リュックを背負う人  


 「婦長さんの乳癌が再発したらしい。早期で手術したはずだが、かわいそうに。」 僕に同僚の先生が教えてくれた。 「え、あの元気な婦長さんが!」僕はびっくりした。僕はこの病院に来て、まもなく3年になるが、 全く癌を患っていたことは知らなかった。

 まもなく、大学病院に入院。用事で大学に行ったとき、病室を訪ねた。ベッドの背を 立てて、本を読んでいた。題名は忘れたが、「生と死」に関する本である。 そのほかにも「生と死」や「癌」に関する数冊の本が無造作においてあった。

 「暇だから、こんな本を読んでいるのよ。」
 「そう、体調はいかがですか。」
 「悪くないよ。」

 正直、僕はとまどっていた。いままで、たくさんの人を看護してきた人が、 自ら、癌に侵され、それも再発で生命の危険が迫っている。それなのに、いや、 それだから、人の生と死を考えようとしている。

 「おもしろいですか。」
 「ためになるよ。」

 さりげなく本のことを聞き、僕は話題をさしさわりのない病院のことに変えた。 「そんな本を読んでいたら、つらいでしょう。」と僕は言いたかった。 再発の状況は、生と死を話すにはあまりにもせつない。

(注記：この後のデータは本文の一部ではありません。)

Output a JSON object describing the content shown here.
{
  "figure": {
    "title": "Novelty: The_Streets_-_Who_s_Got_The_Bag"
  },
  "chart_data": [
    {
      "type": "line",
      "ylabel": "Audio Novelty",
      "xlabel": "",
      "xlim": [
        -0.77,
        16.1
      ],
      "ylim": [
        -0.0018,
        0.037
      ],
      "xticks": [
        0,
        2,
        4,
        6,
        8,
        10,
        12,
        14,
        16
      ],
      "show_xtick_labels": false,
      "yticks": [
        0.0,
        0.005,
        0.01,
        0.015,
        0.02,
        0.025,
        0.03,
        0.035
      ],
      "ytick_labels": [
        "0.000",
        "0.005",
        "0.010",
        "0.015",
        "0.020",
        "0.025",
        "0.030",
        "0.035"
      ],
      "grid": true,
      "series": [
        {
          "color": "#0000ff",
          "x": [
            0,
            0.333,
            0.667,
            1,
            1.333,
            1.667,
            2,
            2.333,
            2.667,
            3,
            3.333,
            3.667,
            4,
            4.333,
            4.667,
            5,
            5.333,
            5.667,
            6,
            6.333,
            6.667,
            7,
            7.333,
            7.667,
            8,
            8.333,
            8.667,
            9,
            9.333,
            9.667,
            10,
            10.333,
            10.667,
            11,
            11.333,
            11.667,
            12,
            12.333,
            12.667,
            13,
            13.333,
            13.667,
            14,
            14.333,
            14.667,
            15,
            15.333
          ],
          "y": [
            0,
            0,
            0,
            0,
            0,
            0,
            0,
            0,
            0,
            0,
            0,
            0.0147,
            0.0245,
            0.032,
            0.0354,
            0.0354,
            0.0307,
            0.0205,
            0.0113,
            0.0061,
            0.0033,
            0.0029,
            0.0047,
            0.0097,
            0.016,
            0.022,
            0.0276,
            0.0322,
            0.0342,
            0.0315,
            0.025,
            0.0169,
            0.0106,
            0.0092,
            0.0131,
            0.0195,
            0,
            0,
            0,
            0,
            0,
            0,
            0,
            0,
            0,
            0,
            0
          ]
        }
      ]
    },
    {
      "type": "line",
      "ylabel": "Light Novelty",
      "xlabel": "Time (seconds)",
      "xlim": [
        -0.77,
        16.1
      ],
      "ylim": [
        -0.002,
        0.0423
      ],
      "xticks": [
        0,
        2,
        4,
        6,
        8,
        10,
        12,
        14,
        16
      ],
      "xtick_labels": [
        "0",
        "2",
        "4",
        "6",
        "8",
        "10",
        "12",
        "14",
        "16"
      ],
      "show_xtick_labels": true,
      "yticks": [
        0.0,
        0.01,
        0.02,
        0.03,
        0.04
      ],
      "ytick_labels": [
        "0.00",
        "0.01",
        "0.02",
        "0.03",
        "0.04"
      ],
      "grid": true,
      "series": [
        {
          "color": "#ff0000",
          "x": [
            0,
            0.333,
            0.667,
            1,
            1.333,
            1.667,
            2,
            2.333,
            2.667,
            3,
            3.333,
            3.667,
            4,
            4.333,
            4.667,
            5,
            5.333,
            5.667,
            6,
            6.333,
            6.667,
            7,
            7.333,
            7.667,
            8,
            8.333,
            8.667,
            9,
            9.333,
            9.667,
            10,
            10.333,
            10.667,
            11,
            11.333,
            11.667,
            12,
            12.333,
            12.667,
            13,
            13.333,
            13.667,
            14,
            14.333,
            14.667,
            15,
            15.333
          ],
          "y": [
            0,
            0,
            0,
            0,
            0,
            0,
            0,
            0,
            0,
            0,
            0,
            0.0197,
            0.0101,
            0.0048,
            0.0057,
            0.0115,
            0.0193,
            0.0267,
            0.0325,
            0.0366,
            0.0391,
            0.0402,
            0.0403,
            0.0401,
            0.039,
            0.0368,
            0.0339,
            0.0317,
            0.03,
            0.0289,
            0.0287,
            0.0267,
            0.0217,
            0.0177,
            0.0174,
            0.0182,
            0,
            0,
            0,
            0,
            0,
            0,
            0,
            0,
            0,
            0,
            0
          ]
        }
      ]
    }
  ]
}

 まもなく僕は転勤となった。しばらくたってから、人づてに婦長さんが亡くなったことを聞いた。 そして、山好きだった彼女は自宅で静養中、空のリュックを背負って部屋を歩いていたということを。

 山が好きな僕にはわかる。山を想って空のリュックを背負う気持ち!

 大学に見舞いに行ったとき、お互いに相手が山好きとは知らなかった。 僕は山の話をしなっかったことを後悔している。 山の話が悲しさを忘れさせてくれる唯一の話であることが僕にはわかるから。